Ecuador has a credit quota of $1.751 billion with multilateral organizations for 2023, and could require more, since by then the agreement with the International Monetary Fund (IMF) will have concluded.
Among the multilaterals that could lend money to Ecuador are the Inter-American Development Bank (IDB) and the Development Bank of Latin America (CAF).
However, Ecuador’s credit quota with the multilaterals in 2023 will be 62% lower than that of 2022 (because of the end of its IMF credit agreement).
The agreement with the IMF, signed in 2020 and renewed in September 2021, for $4.6 billion, ends in December 2022.
But the government has not yet confirmed whether it will ask the IMF for more money.
For the moment, and to compensate for the end of the IMF’s support, Finance Minister Pablo Arosemena has said that he will ask the World Bank, the IDB and the CAF to increase the financing planned for Ecuador in 2023.
A first step is for the financing program that Ecuador has with the Fund to end successfully in December 2022.
This would mean that Ecuador would comply for the first time in its history with the goals and payments to the IMF. The country has had 21 agreements with the IMF since 1961.

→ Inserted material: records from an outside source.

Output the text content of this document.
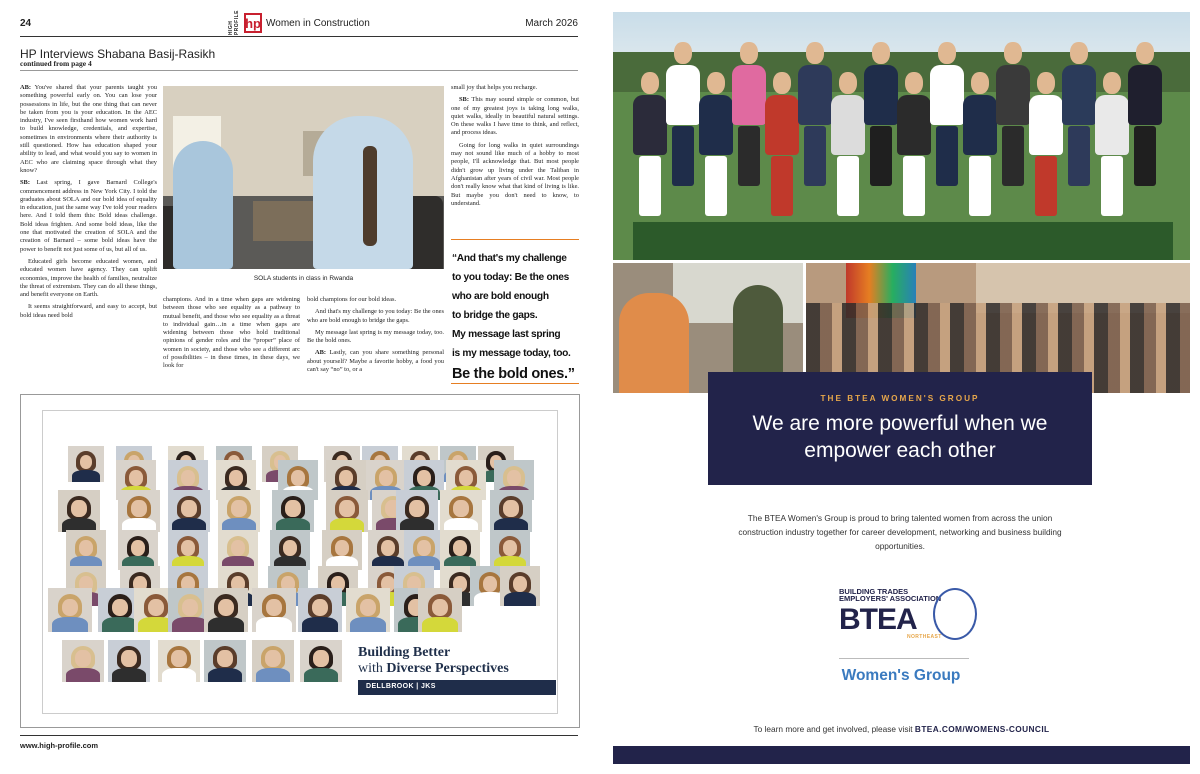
24	HIGH PROFILE hp Women in Construction	March 2026
HP Interviews Shabana Basij-Rasikh
continued from page 4

AB: You've shared that your parents taught you something powerful early on. You can lose your possessions in life, but the one thing that can never be taken from you is your education. In the AEC industry, I've seen firsthand how women work hard to build knowledge, credentials, and expertise, sometimes in environments where their authority is still questioned. How has education shaped your ability to lead, and what would you say to women in AEC who are claiming space through what they know?

SB: Last spring, I gave Barnard College's commencement address in New York City. I told the graduates about SOLA and our bold idea of equality in education, just the same way I've told your readers here. And I told them this: Bold ideas challenge. Bold ideas frighten. And some bold ideas, like the one that motivated the creation of SOLA and the creation of Barnard – some bold ideas have the power to benefit not just some of us, but all of us.

Educated girls become educated women, and educated women have agency. They can uplift economies, improve the health of families, neutralize the threat of extremism. They can do all these things, and benefit everyone on Earth.

It seems straightforward, and easy to accept, but bold ideas need bold

SOLA students in class in Rwanda

champions. And in a time when gaps are widening between those who see equality as a pathway to mutual benefit, and those who see equality as a threat to individual gain…in a time when gaps are widening between those who hold traditional opinions of gender roles and the “proper” place of women in society, and those who see a different arc of possibilities – in these times, in these days, we look for

bold champions for our bold ideas.

And that's my challenge to you today: Be the ones who are bold enough to bridge the gaps.

My message last spring is my message today, too. Be the bold ones.

AB: Lastly, can you share something personal about yourself? Maybe a favorite hobby, a food you can't say “no” to, or a

small joy that helps you recharge.

SB: This may sound simple or common, but one of my greatest joys is taking long walks, quiet walks, ideally in beautiful natural settings. On these walks I have time to think, and reflect, and process ideas.

Going for long walks in quiet surroundings may not sound like much of a hobby to most people, I'll acknowledge that. But most people didn't grow up living under the Taliban in Afghanistan after years of civil war. Most people don't really know what that kind of living is like. But maybe you don't need to know, to understand.

“And that's my challenge
to you today: Be the ones
who are bold enough
to bridge the gaps.
My message last spring
is my message today, too.
Be the bold ones.”
Building Better
with Diverse Perspectives
DELLBROOK | JKS
www.high-profile.com
THE BTEA WOMEN'S GROUP
We are more powerful when we empower each other
The BTEA Women's Group is proud to bring talented women from across the union construction industry together for career development, networking and business building opportunities.
BUILDING TRADES
EMPLOYERS' ASSOCIATION
BTEA
NORTHEAST
Women's Group
To learn more and get involved, please visit BTEA.COM/WOMENS-COUNCIL
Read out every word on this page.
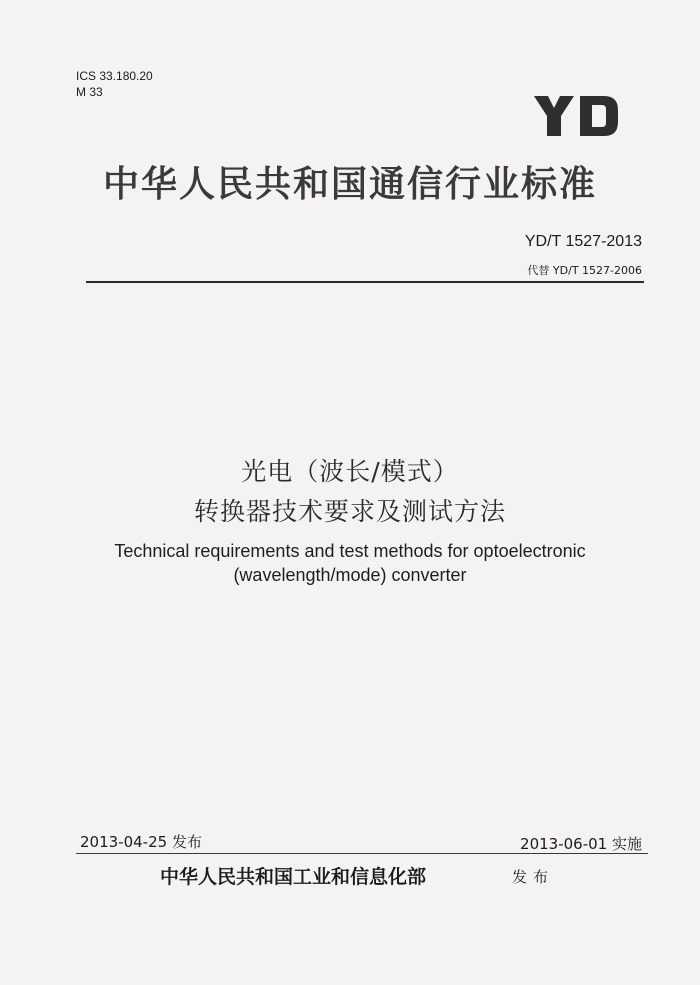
ICS 33.180.20
M 33
中华人民共和国通信行业标准
YD/T 1527-2013
代替 YD/T 1527-2006
光电（波长/模式）
转换器技术要求及测试方法
Technical requirements and test methods for optoelectronic
(wavelength/mode) converter
2013-04-25 发布	2013-06-01 实施
中华人民共和国工业和信息化部	发布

According to the minister, meeting the pending goals with the IMF will send a message of confidence to multilateral organizations.
And so, a door is opened for them to increase the loans that Ecuador will need.
The second Finance strategy has been to hold dialogues and face-to-face meetings with representatives of multilateral organizations.
Arosemena already traveled to the United States in July to meet with representatives of other multilaterals. And he is currently planning a trip to Washington.
What will happen to the Fund?
Ecuador’s debt with the IMF totaled $6.0 billion thru the first half of 2022.
Former Finance Minister Mauricio Pozo, says that the government will need a new agreement with the IMF in 2023, even if it manages to obtain more resources from other multilaterals.
He believes the State will not be able to issue foreign debt bonds in 2023, because after the increase in the country risk indicator, it would have to pay interest rates that are too high.
Ecuador’s Country Risk closed at 1,543 points on September 8th, which means that if Ecuador were to issue bonds now it would have to pay an interest rate of 18% per year.
In the latest IMF report on Ecuador, the agency projected that the country could issue $1.5 billion in bonds in 2023.
Pozo explains that the recent visit of the IMF mission is a sign of the organization’s interest in continuing to work with Ecuador.
But the challenge in the dialogues with the Fund, adds Pozo, will be to agree on goals of structural reforms that manage to break the legislative blockade in the National Assembly.
Another issue on which it will be a challenge to reach agreements is the targeting of fuel subsidies, he adds.
Ecuador ‘s debt with multilateral organizations doubled between 2019 and 2022. Multilateral loans totaled $9.48 billion as of December 2019, and by the first half of 2022 they already amounted to $21.91 billion.